As a large public university, UVM needs to dedicate a substantial amount of time and resources into the food options on campus.

Since 2008, the Real Food Challenge has been helping to structure how universities rely on sustainable food. According to UVM’s website, UVM signed the Real Food Campus Commitment in 2012.

According to the Real Food Challenge website, RFC aims to divert 20% of university food budgets nationwide towards local and community-based, fair, ecologically sound and humane sources.

Marissa Watson, UVM Dining sustainability manager, said that these distinctions help UVM and its food service provider, Sodexo, effectively support producers that promote ecological, economic and social sustainability.

“I think the RFC has helped us to not only support local farms, but also organic and fair trade farmers,” Watson said. “It is a really tangible and effective way to improve not only our personal health, but the health of our communities.”

According to the Real Food Calculator, UVM’s 17 Sodexo locations, including dining halls and restaurants, passed 26% Real Food in 2018.

Though UVM has made apparent progress with their food sourcing in recent years, the definition of “local” food may be different than the average student would think.

Bailey Samber/The Vermont Cynic

According to the 2018 Real Food Guide qualifications, produce can be defined as local if it is sourced within 250 miles of the buyer, and the individual farmer must make less than $5 million a year.

For meat, dairy, eggs and baked goods to be considered local, all production, processing and distribution facilities must exist within a 500-mile radius of the end consumer. The company or cooperative must also make less than $50 million a year.

Cities such as Detroit and Washington, D.C. might not be considered local to Vermonters, but they are still within the limits of this food radius.

David Conner, an economics professor at UVM who specializes in the economics of sustainable food systems, said this tendency to attach personal definitions to “local” comes from exposure to consumer markets, rather than a broader look at the local agricultural landscape.

“When people think of local farms, they think about who they see at a farmers market,” Conner said. “They probably don’t think of a commodity dairy farm as being local, because [large farms] don’t sell to local markets.”

While personal definitions of “local” may help small farms to create positive associations in direct markets, Conner said these associations do the opposite in wholesale markets, where small vendors have to compete with larger companies who also label their food as local.

Small farms simply do not have the scale to meet the need of an institution like UVM, though having a large university as a consistent buyer can provide unmatched financial security, Conner said.

Though a 250 to 500-mile radius may seem to change the meaning of “local,” this distance is much less than the average mileage that the typical American food product travels from farm to table. The typical distance is 1,500 to 2,500 miles, according to a 2002 Worldwatch Institute study.

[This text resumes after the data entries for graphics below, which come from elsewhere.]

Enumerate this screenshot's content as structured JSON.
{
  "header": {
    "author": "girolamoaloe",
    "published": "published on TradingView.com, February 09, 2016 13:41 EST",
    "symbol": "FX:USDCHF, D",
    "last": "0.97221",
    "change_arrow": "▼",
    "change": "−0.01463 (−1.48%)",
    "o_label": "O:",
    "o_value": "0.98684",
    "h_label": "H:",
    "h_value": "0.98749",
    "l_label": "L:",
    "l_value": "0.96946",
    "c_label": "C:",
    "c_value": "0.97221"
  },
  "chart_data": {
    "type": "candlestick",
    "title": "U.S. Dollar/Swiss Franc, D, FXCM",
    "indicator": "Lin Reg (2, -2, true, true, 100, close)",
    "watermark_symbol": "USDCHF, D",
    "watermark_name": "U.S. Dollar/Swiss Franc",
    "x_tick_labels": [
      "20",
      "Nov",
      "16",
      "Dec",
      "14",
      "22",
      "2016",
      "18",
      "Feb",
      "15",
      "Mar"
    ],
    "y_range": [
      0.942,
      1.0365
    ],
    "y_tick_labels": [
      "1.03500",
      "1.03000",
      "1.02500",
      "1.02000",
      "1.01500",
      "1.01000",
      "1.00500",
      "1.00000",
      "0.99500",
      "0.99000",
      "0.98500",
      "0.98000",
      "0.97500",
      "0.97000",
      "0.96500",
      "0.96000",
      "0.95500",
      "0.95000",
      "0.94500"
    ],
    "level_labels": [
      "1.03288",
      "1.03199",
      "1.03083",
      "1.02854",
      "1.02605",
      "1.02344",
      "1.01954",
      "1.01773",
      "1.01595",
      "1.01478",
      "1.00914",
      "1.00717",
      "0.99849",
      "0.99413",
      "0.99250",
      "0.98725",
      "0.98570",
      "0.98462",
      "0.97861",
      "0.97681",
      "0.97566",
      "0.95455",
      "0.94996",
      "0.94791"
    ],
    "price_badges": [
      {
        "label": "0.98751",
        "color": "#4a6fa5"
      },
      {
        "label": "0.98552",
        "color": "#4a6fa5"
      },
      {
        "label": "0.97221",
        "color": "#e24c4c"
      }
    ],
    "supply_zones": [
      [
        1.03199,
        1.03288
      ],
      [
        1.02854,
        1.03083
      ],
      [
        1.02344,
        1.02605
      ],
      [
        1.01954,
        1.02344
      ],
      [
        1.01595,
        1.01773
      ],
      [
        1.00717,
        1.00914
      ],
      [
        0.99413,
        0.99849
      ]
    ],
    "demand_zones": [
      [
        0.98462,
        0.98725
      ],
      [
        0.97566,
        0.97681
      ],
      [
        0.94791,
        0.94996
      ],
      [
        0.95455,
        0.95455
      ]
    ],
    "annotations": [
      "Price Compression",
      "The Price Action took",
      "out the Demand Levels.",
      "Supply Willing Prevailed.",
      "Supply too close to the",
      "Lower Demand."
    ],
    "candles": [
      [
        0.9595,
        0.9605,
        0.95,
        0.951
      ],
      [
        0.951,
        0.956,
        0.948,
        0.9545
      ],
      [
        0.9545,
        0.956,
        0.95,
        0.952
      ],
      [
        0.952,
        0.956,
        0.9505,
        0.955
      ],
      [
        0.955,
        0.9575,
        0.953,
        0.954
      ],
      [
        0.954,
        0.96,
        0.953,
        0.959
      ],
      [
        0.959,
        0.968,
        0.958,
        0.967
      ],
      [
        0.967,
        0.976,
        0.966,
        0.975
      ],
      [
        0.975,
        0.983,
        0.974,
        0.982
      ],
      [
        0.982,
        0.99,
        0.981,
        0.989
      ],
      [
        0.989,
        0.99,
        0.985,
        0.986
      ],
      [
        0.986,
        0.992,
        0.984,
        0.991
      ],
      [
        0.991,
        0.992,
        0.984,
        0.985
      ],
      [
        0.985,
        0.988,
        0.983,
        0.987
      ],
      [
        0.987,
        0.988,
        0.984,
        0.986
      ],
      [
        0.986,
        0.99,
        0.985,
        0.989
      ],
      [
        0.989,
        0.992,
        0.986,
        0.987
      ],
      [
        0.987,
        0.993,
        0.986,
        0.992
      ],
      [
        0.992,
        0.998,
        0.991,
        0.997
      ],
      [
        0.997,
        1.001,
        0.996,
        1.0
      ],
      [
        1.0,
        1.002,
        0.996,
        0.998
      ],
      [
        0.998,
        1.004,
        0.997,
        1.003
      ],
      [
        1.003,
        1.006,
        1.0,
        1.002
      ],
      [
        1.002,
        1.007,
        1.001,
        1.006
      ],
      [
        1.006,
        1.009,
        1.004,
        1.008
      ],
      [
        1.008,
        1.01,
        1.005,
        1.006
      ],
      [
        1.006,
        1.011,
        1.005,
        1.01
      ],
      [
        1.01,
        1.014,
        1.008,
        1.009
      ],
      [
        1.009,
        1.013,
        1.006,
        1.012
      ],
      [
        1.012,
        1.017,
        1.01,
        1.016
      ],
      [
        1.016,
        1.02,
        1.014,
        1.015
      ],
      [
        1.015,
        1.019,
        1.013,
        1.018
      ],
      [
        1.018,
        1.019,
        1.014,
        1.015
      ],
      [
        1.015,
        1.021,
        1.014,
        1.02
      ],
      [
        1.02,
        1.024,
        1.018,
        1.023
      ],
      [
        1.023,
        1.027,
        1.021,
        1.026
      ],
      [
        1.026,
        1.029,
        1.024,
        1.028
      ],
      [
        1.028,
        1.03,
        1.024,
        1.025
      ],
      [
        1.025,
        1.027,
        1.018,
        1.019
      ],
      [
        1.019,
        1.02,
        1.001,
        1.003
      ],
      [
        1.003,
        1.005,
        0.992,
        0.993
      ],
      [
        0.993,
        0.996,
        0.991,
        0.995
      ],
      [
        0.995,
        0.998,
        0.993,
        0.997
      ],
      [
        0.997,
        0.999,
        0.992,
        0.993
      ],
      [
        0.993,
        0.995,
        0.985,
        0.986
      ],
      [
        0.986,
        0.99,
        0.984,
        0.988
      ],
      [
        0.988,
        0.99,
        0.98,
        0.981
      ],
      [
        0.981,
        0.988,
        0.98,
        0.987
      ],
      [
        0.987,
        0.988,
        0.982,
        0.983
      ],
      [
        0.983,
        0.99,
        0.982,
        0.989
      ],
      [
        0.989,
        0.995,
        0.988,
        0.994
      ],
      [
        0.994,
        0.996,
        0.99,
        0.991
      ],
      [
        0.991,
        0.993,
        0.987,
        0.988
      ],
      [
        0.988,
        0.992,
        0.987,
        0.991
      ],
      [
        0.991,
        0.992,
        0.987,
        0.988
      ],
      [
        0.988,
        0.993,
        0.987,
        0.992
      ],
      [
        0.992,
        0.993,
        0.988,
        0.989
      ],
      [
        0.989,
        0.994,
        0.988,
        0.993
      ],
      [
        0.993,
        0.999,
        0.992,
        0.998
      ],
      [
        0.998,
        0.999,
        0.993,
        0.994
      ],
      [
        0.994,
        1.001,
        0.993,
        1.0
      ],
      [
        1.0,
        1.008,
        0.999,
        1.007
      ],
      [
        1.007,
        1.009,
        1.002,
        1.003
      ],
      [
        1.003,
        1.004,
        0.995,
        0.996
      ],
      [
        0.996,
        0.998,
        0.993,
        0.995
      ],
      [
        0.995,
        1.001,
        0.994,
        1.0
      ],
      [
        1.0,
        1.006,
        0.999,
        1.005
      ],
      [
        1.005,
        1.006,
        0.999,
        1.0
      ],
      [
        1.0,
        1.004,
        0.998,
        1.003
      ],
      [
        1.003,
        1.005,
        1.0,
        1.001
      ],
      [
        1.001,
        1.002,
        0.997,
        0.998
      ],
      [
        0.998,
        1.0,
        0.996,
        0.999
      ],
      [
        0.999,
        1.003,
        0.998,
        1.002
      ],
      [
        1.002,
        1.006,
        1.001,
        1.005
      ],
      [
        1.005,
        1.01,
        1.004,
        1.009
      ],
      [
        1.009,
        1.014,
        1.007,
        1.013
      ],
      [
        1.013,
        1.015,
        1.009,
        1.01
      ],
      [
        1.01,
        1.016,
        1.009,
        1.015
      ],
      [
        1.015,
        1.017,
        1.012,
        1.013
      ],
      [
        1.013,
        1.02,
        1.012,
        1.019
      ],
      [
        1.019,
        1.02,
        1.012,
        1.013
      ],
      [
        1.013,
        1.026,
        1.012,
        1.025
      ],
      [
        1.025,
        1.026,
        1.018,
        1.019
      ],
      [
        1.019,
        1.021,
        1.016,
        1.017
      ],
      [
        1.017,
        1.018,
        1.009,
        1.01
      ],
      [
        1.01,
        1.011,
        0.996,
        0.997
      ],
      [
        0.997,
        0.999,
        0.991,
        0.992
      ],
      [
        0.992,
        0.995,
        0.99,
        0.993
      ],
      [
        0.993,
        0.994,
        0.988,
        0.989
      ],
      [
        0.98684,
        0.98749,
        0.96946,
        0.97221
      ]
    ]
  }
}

“[Sodexo is] buying a lot of local food, and making a significant contribution to the agricultural economy and the working landscape,” Conner said. “I truly believe that their hearts are in the right place. They are dedicated to this.”

With his experience working with local food and at the Intervale, Drinkwine said choosing local means being able to meet the person that grows your food.

“It is about being able to shake the hand of the person who grew your food and ask them questions, or trusting them enough not to need to,” Drinkwine said.

This, he said, makes 26% Real Food an impressive figure.

Campus Executive Chef Brandon Williams said UVM is making significant progress in the right direction, and he attributes the movement’s success to his team, but also to students.

“None of this would be possible if it weren’t for the students,” Williams said. “I encourage students to engage more, and pay closer attention to what you are eating,”

Most importantly, he thinks students should ask questions and take the time to figure out what “real food” actually means.